Faut-il fermer un lieu de mémoire dédié à l’Abbé Pierre à Esteville, hier personnalité préférée des Français pour son rôle en faveur des mal-logés et des laissés pour comptes et aujourd’hui honni pour s’être comporté comme un prédateur sexuel ?  

Par Françoise S.

Comme beaucoup, j’ai été choquée d’apprendre que l’Abbé Pierre était accusé d’agressions sexuelles sur huit femmes. Il aurait eu des gestes inconvenants. Comprenant la souffrance de ces femmes qui le considéraient comme un saint homme, je leur souhaite de se rétablir.
Moi-même, je tenais en haute estime cet humaniste qui a défendu les mal-logés et les sans-abris en France et à l’étranger. Et je reste admirative de ce qu’il a mis en place pour soulager l’injustice sociale. 
L’Abbé Pierre a été pendant des années, la personnalité préférée des Français.
Deux films glorifiant son parcours lui ont d’ailleurs été consacrés ; le dernier, celui de Frédéric Tellier, avec Benjamin Lavergne, daté de 2023. 
Un rapport a été commandé par Emmaüs International, Emmaüs France, et la Fondation Abbé Pierre pour faire toute la lumière sur ce qui lui est reproché. 
Je salue leur courage.

Suite aux accusations contre l’Abbé Pierre portées par les huit femmes, dont l’une était mineure au moment des faits, l’association Mouv’Enfants, qui lutte contre toutes les formes de violences faites aux enfants, a demandé la fermeture définitive du Centre l’Abbé Pierre à Esteville où l’abbé Pierre a vécu et a été inhumé en 2007 avec ses premiers compagnons. 
J’ai plusieurs fois visité ce lieu de mémoire lors d’expositions artistiques. 
On y entre par un joli jardin puis une vaste salle d’accueil. Ensuite, on peut déambuler dans deux salles d’expositions contenant des photos, documents et films ; s’ensuivent une courette puis un bâtiment de briques.
Je me rappelle de cet escalier où l’abbé Pierre nous attendait en photo avec son béret, sa cape et sa canne accueille les visiteurs. 
Au premier étage, on pouvait voir sa modeste chambre.
Dans une autre pièce, il suffisait d’ouvrir les tiroirs d’un bureau et les portes de petits casiers pour découvrir sa vie, ses actions, ses rencontres internationales.
Le directeur prévoit de transformer ce lieu en site d’expositions sur les droits humains, les inégalités, et les injustices en France et dans le monde. 
A mon avis, il sera impossible d’effacer la trace de l’Abbé Pierre, né Henri Groues en 1912. 
Le cas de l’Abbé Pierre remet en cause l’obligation de célibat chez les prêtres catholiques. Interrogé à la sortie de son livre Testament, en 1994 lors d’une émission sur TF1, l’Abbé Pierre avait confessé avoir éprouvé une souffrance constante, quotidienne, durant toute sa vie, de ne jamais avoir connu la tendresse d’une femme. Il avait ajouté qu’il n’y avait aucune obligation évangélique de célibat, que cela dépendait des lois de l’Eglise.

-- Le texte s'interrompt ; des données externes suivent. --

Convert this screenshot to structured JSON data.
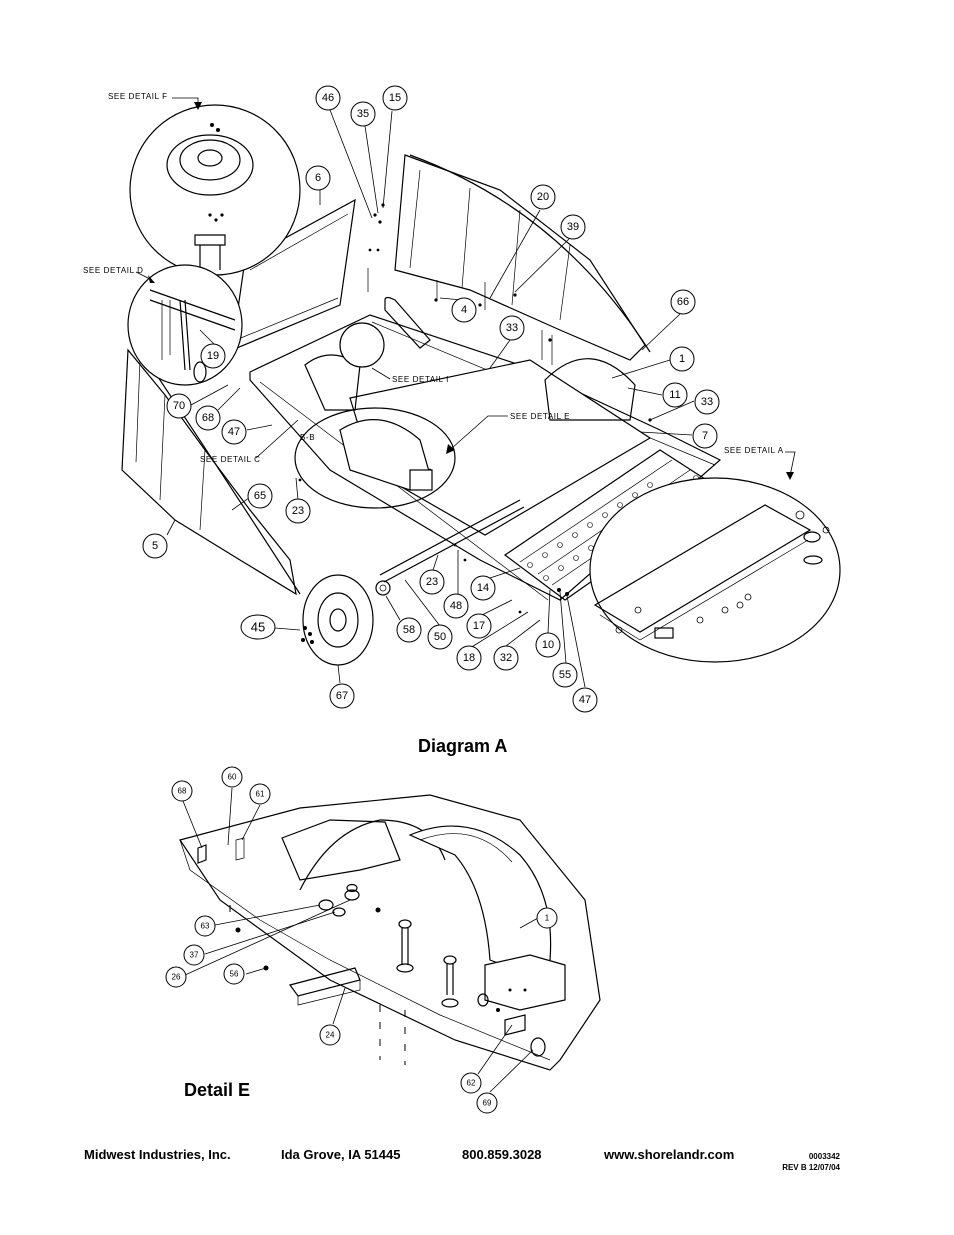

Je me souviens qu’au patronage, lorsque j’étais enfant, une Sœur nous expliquait comment faire le bilan de notre conscience : disposer nos péchés sur l’un des plateaux d’une balance et nos bonnes actions sur l’autre. 
Si nous nous servions de cette balance pour l’Abbé Pierre, de quel côté pencherait-elle ?
Les révélations sur les agissements de ce prédateur sexuel ne cessent de tomber. L’abbé aurait sévi partout où il s’est trouvé : en France, mais aussi au Canada et aux Etats-Unis, des enquêtes sont en cours. L’abbé aurait même menacé ceux qui l’auraient dénoncé. L’association Emmaüs envisage d’indemniser les victimes et la Fondation Abbé Pierre va changer de nom. 
Sur la balance, si le plateau des bonnes actions résiste face au plateau des méfaits, il faut faire attention de ne pas blesser une seconde fois les victimes.